Internal representation

[LGR]

How are integers, bytes and bits stored in RAM; packed, or using a full 32-bit word?

Also, it seems strange to me that you carried over the terminology from the PIC24, and call 16-bit "word", and 32-bit "dword". Shouldn't "word" be 32 bit, and 64 be "long"?

[srdjan]

How are integers, bytes and bits stored in RAM; packed, or using a full 32-bit word?

Also, it seems strange to me that you carried over the terminology from the PIC24, and call 16-bit "word", and 32-bit "dword". Shouldn't "word" be 32 bit, and 64 be "long"?

- In such case, I guess that byte would be 16bit and how should we call 8bits then?
Either way around we are missing a type name

Usually, integer type is bounded to a platform basic type determined by a memory organization (32bit here).
All other types are specific to compiler implementation.
For example, in win32 Delphi, integer is 32bits, but word type is 16bits.

We decided to keep backward compatibility and enable users to easily port their existing codes and migrate to pic32 in a sec... or two

[LGR]

I'm an old guy who remembers 32-bit mainframes. The convention there was "word" was 32, and "byte" was 8. The hardware supported both word and byte addressing. There were no 16-bit types. With a 32 bit word, it's hard to imagine a use for them.

But you didn't answer the first question. Just to be perfectly clear, does a byte use an entire 32 bit word, or does the code pack 4 of them into a word? Same question for bits. If they're not packed, I can't see any legitimate use for 16-bit types.

[srdjan]

Hi,

I'm an old guy who remembers 32-bit mainframes. The convention there was "word" was 32, and "byte" was 8. The hardware supported both word and byte addressing. There were no 16-bit types. With a 32 bit word, it's hard to imagine a use for them.

But you didn't answer the first question. Just to be perfectly clear, does a byte use an entire 32 bit word, or does the code pack 4 of them into a word? Same question for bits. If they're not packed, I can't see any legitimate use for 16-bit types.

Sorry, I have missed the first one.
Variables are packed with regards to their alignment.
8bits can be placed anywhere (alignment 1).
16bits must be placed at even addresses (alignment 2).
32 and 64bits must be placed at addresses divisible by 4 (alignment 4).

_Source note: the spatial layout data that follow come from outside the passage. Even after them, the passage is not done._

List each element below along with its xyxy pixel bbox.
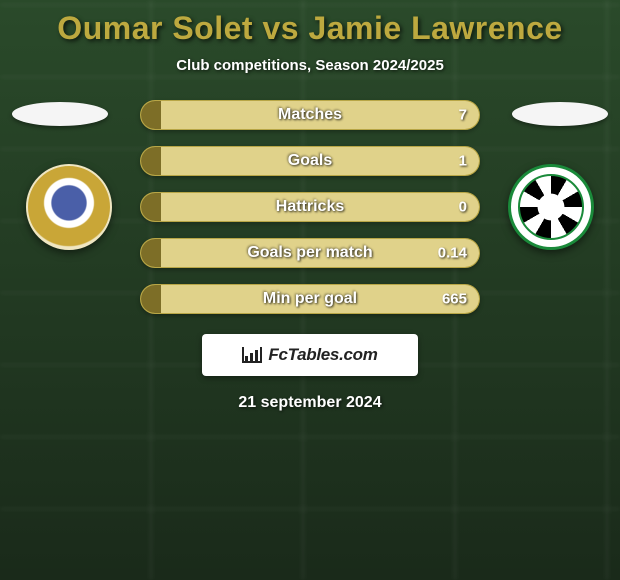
date-label: 21 september 2024 xyxy=(238,394,381,412)
stat-bar-left-fill xyxy=(141,101,161,129)
stat-value: 1 xyxy=(459,153,467,170)
stat-bar-left-fill xyxy=(141,239,161,267)
stat-label: Hattricks xyxy=(276,198,344,216)
bar-chart-icon xyxy=(242,347,262,363)
page-title: Oumar Solet vs Jamie Lawrence xyxy=(57,10,562,47)
stat-label: Goals xyxy=(288,152,332,170)
stat-bar: Hattricks 0 xyxy=(140,192,480,222)
subtitle: Club competitions, Season 2024/2025 xyxy=(176,57,444,74)
stat-label: Goals per match xyxy=(247,244,372,262)
club-badge-left xyxy=(26,164,112,250)
player-marker-left xyxy=(12,102,108,126)
stat-bar-left-fill xyxy=(141,193,161,221)
branding-text: FcTables.com xyxy=(268,345,377,365)
player-marker-right xyxy=(512,102,608,126)
stat-bar-left-fill xyxy=(141,147,161,175)
stat-bar: Min per goal 665 xyxy=(140,284,480,314)
stat-label: Min per goal xyxy=(263,290,357,308)
comparison-body: Matches 7 Goals 1 Hattricks 0 Goals per match 0… xyxy=(0,100,620,314)
stat-bar: Goals 1 xyxy=(140,146,480,176)
stat-value: 665 xyxy=(442,291,467,308)
stat-value: 0 xyxy=(459,199,467,216)
stat-bar: Matches 7 xyxy=(140,100,480,130)
comparison-card: Oumar Solet vs Jamie Lawrence Club compe… xyxy=(0,0,620,580)
stat-label: Matches xyxy=(278,106,342,124)
branding-box: FcTables.com xyxy=(202,334,418,376)
stat-value: 0.14 xyxy=(438,245,467,262)
soccer-ball-icon xyxy=(518,174,584,240)
stat-bar: Goals per match 0.14 xyxy=(140,238,480,268)
stat-value: 7 xyxy=(459,107,467,124)
stat-bar-left-fill xyxy=(141,285,161,313)
stat-bars: Matches 7 Goals 1 Hattricks 0 Goals per match 0… xyxy=(140,100,480,314)
club-badge-right xyxy=(508,164,594,250)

So using 8bits or 16bits instead of 32bits consumes less memory with same code efficiency.

P.S. Architecture itself does support placing any size at any address (i.e. 32bits at odd addresses), but code for accessing is highly inefficient.

[LGR]

It looks like I'm going to have to read the Microchip literature more thoroughly.

Thanks.

[p.erasmus]

8bits can be placed anywhere (alignment 1).
16bits must be placed at even addresses (alignment 2).
32 and 64bits must be placed at addresses divisible by 4 (alignment 4).

So using 8bits or 16bits instead of 32bits consumes less memory with same code efficiency.

P.S. Architecture itself does support placing any size at any address (i.e. 32bits at odd addresses), but code for accessing is highly inefficient

This should be done by the compiler if I am not mistaken or should we as the user take care of this

Regards

[rajkovic]

8bits can be placed anywhere (alignment 1).
16bits must be placed at even addresses (alignment 2).
32 and 64bits must be placed at addresses divisible by 4 (alignment 4).

So using 8bits or 16bits instead of 32bits consumes less memory with same code efficiency.

P.S. Architecture itself does support placing any size at any address (i.e. 32bits at odd addresses), but code for accessing is highly inefficient

This should be done by the compiler if I am not mistaken or should we as the user take care of this

Regards

Yes compiler is taking care about alignment and packing variables at right address .